Adrien Quatennens, le chouchou du patron, un peu gêné aux entournures, se fait tout petit : « À toutes celles et ceux qui s’opposeraient ou douteraient de la pertinence de ma candidature, sachez que je vous comprends. J’espère pouvoir, humblement, et par mes actions, regagner votre confiance. » Certes, la justice est passée et les électeurs jugeront ; mais quand il lance, comme l'a rapporté le journal l'Opinion, un appel aux... « féministes » pour soutenir sa candidature, on se demande s'il n'a pas pété un plomb ou, plutôt, s'il n'est pas prêt à tout pour se faire élire.
Que dire du choix de Philippe Poutou, ancien candidat du NPA à l'élection présidentielle, désigné pour être candidat du « Nouveau Front populaire » dans la 1re circonscription de l’Aude ? « On peut avoir un candidat du NPA », avait confié le Premier secrétaire du PS, Olivier Faure, sur RMC, apparemment prêt à toutes les compromissions, mais le PS local, selon La Dépêche, se dresse contre cette candidature, tandis que Marine Toro (LFI), qui était sur les rangs, salue cette décision : « C’est le signe de l’ouverture du Front populaire et de l’intégration de toutes ses composantes, et c’est très bien. » Faut-il rappeler le communiqué du NPA, au lendemain de l'attaque terroriste du Hamas sur le territoire israélien ? Le NPA apportait, dans ce communiqué, « son soutien aux PalestinienNEs et aux moyens de luttes qu’ils et elles ont choisi pour résister ». Le ministre de l'Intérieur avait annoncé qu'une enquête pour apologie du terrorisme était lancée. Les électeurs de gauche ont-ils oublié cela ? On peut en douter. Comme on peut douter de la pérennité de cette coalition des gauches.

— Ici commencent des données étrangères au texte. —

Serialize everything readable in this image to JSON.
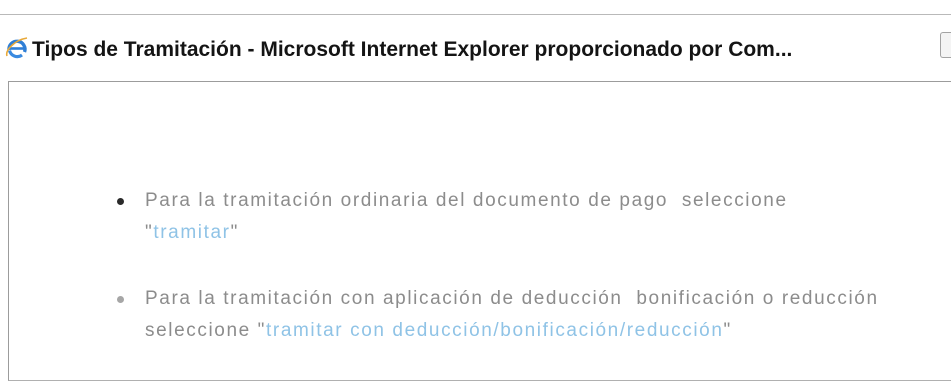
{
  "window": {
    "title": "Tipos de Tramitación - Microsoft Internet Explorer proporcionado por Com...",
    "icon": "internet-explorer-icon"
  },
  "content": {
    "items": [
      {
        "text": "Para la tramitación ordinaria del documento de pago  seleccione",
        "prefix": "\"",
        "link": "tramitar",
        "suffix": "\""
      },
      {
        "text": "Para la tramitación con aplicación de deducción  bonificación o reducción",
        "prefix": "seleccione \"",
        "link": "tramitar con deducción/bonificación/reducción",
        "suffix": "\""
      }
    ]
  },
  "colors": {
    "text": "#8c8c8c",
    "link": "#8fc3e6",
    "title": "#141414",
    "bullet_primary": "#2a2a2a",
    "bullet_secondary": "#a6a6a6"
  }
}
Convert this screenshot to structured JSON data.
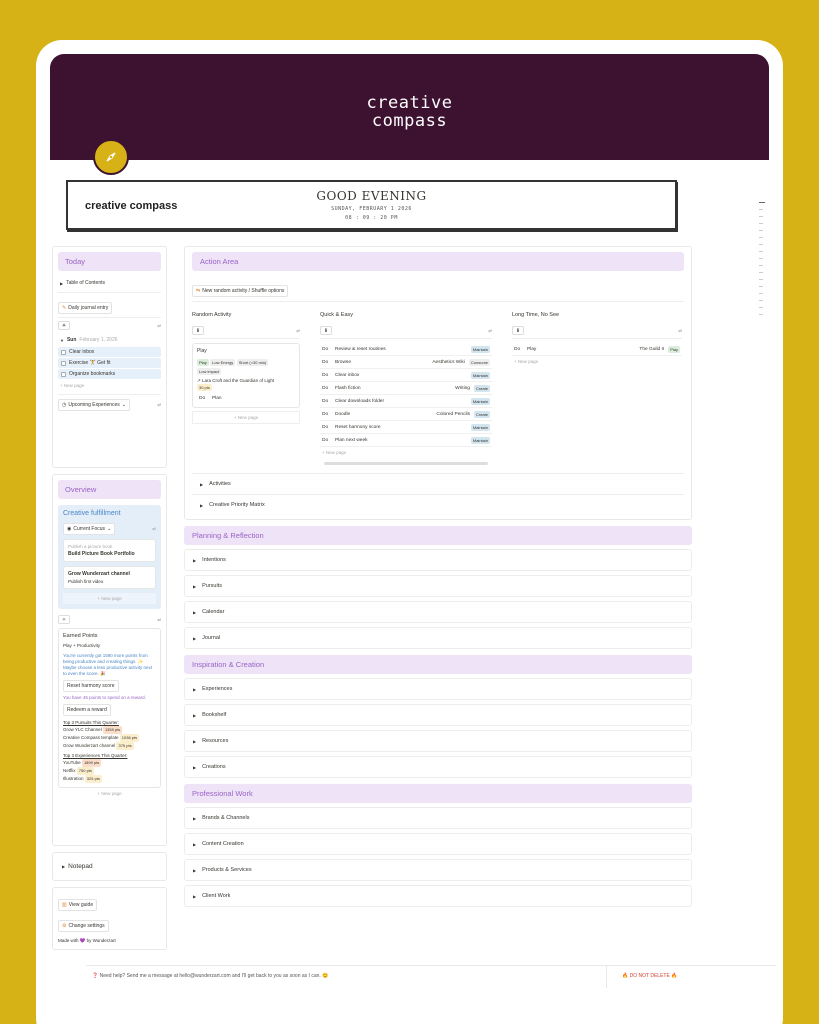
{
  "banner": {
    "title_line1": "creative",
    "title_line2": "compass"
  },
  "page": {
    "title": "creative compass"
  },
  "greeting": {
    "title": "GOOD EVENING",
    "date": "SUNDAY, FEBRUARY 1 2026",
    "time": "08 : 09 : 20 PM"
  },
  "today": {
    "header": "Today",
    "toc": "Table of Contents",
    "journal_button": "Daily journal entry",
    "day_label": "Sun",
    "day_date": "February 1, 2026",
    "tasks": [
      "Clear inbox",
      "Exercise 🏋️ Get fit",
      "Organize bookmarks"
    ],
    "new_page": "New page",
    "upcoming": "Upcoming Experiences"
  },
  "overview": {
    "header": "Overview",
    "fulfillment_title": "Creative fulfillment",
    "current_focus": "Current Focus",
    "card1_sub": "Publish a picture book",
    "card1_title": "Build Picture Book Portfolio",
    "card2_title": "Grow Wunderzart channel",
    "card2_sub": "Publish first video",
    "new_page": "New page",
    "earned_points": "Earned Points",
    "play_productivity": "Play + Productivity",
    "points_msg": "You're currently got 1590 more points from being productive and creating things. ✨ Maybe choose a less productive activity next to even the score. 🎉",
    "reset_button": "Reset harmony score",
    "reward_msg": "You have 45 points to spend on a reward.",
    "redeem_button": "Redeem a reward",
    "top_pursuits_title": "Top 3 Pursuits This Quarter:",
    "top_pursuits": [
      {
        "name": "Grow YLC Channel",
        "pts": "1359 pts"
      },
      {
        "name": "Creative Compass template",
        "pts": "1036 pts"
      },
      {
        "name": "Grow Wunderzart channel",
        "pts": "375 pts"
      }
    ],
    "top_experiences_title": "Top 3 Experiences This Quarter:",
    "top_experiences": [
      {
        "name": "YouTube",
        "pts": "1899 pts"
      },
      {
        "name": "Netflix",
        "pts": "750 pts"
      },
      {
        "name": "Illustration",
        "pts": "325 pts"
      }
    ],
    "new_page2": "New page"
  },
  "notepad": "Notepad",
  "help": {
    "view_guide": "View guide",
    "change_settings": "Change settings",
    "made_with": "Made with 💜 by Wunderzart"
  },
  "action": {
    "header": "Action Area",
    "shuffle_button": "New random activity / Shuffle options",
    "random_title": "Random Activity",
    "quick_title": "Quick & Easy",
    "long_title": "Long Time, No See",
    "random_card": {
      "title": "Play",
      "tags": [
        "Play",
        "Low Energy",
        "Short (<30 min)",
        "Low impact"
      ],
      "link": "Lara Croft and the Guardian of Light",
      "pts": "30 pts"
    },
    "random_do": {
      "do": "Do",
      "name": "Plan"
    },
    "random_new_page": "New page",
    "quick_rows": [
      {
        "do": "Do",
        "name": "Review & reset routines",
        "rel": "",
        "tag": "Maintain"
      },
      {
        "do": "Do",
        "name": "Browse",
        "rel": "Aesthetics Wiki",
        "tag": "Consume"
      },
      {
        "do": "Do",
        "name": "Clear inbox",
        "rel": "",
        "tag": "Maintain"
      },
      {
        "do": "Do",
        "name": "Flash fiction",
        "rel": "Writing",
        "tag": "Create"
      },
      {
        "do": "Do",
        "name": "Clear downloads folder",
        "rel": "",
        "tag": "Maintain"
      },
      {
        "do": "Do",
        "name": "Doodle",
        "rel": "Colored Pencils",
        "tag": "Create"
      },
      {
        "do": "Do",
        "name": "Reset harmony score",
        "rel": "",
        "tag": "Maintain"
      },
      {
        "do": "Do",
        "name": "Plan next week",
        "rel": "",
        "tag": "Maintain"
      }
    ],
    "quick_new_page": "New page",
    "long_row": {
      "do": "Do",
      "name": "Play",
      "rel": "The Guild II",
      "tag": "Play"
    },
    "long_new_page": "New page",
    "toggles": [
      "Activities",
      "Creative Priority Matrix"
    ]
  },
  "sections": [
    {
      "header": "Planning & Reflection",
      "items": [
        "Intentions",
        "Pursuits",
        "Calendar",
        "Journal"
      ]
    },
    {
      "header": "Inspiration & Creation",
      "items": [
        "Experiences",
        "Bookshelf",
        "Resources",
        "Creations"
      ]
    },
    {
      "header": "Professional Work",
      "items": [
        "Brands & Channels",
        "Content Creation",
        "Products & Services",
        "Client Work"
      ]
    }
  ],
  "footer": {
    "message": "Need help? Send me a message at hello@wunderzart.com and I'll get back to you as soon as I can. 😊",
    "do_not_delete": "🔥 DO NOT DELETE 🔥"
  },
  "colors": {
    "background": "#d6b216",
    "banner": "#3d1230",
    "accent_purple": "#9a63c6",
    "pill_purple": "#eee3f7"
  }
}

Par ailleurs, à l'autre bout de cette gauche rabibochée pour l'occasion, l’ancien ministre de la Santé d'Emmanuel Macron, Aurélien Rousseau, qui fut aussi l'un des maîtres d'œuvre de la réforme des retraites quand il était directeur de cabinet d'Élisabeth Borne à Matignon, représentera le Nouveau Front populaire dans la troisième circonscription des Yvelines. Et défendra donc l'abrogation de sa réforme ! Cerise sur le clafoutis : on apprenait, ce samedi matin, que François Hollande est candidat aux législatives en Corrèze, soutenu par ce « Nouveau Front populaire »...
Tout ça, me direz-vous, c'est de la tambouille interne, qu'ils se débrouillent entre eux ! Sans doute. Il n'empêche qu'on se demande comment des sociaux-démocrates sincères comme Raphaël Glucksmann ou Carole Delga, présidente de la région Occitanie, acceptent de cautionner une telle cuisine. Il est vrai que face au péril que représenterait l'extrême droite, tout est permis, y compris les voisinages les plus contestables, notamment avec ceux qui refusent de qualifier le Hamas d'organisation terroriste et frôlent l'antisémitisme. Et ce n'est qu'un début. Dans les jours prochains, on assistera à une diabolisation croissante de l'union de la droite nationale, qui correspond, quoi qu'en dise la gauche aux abois, aux attentes d'une majorité de Français.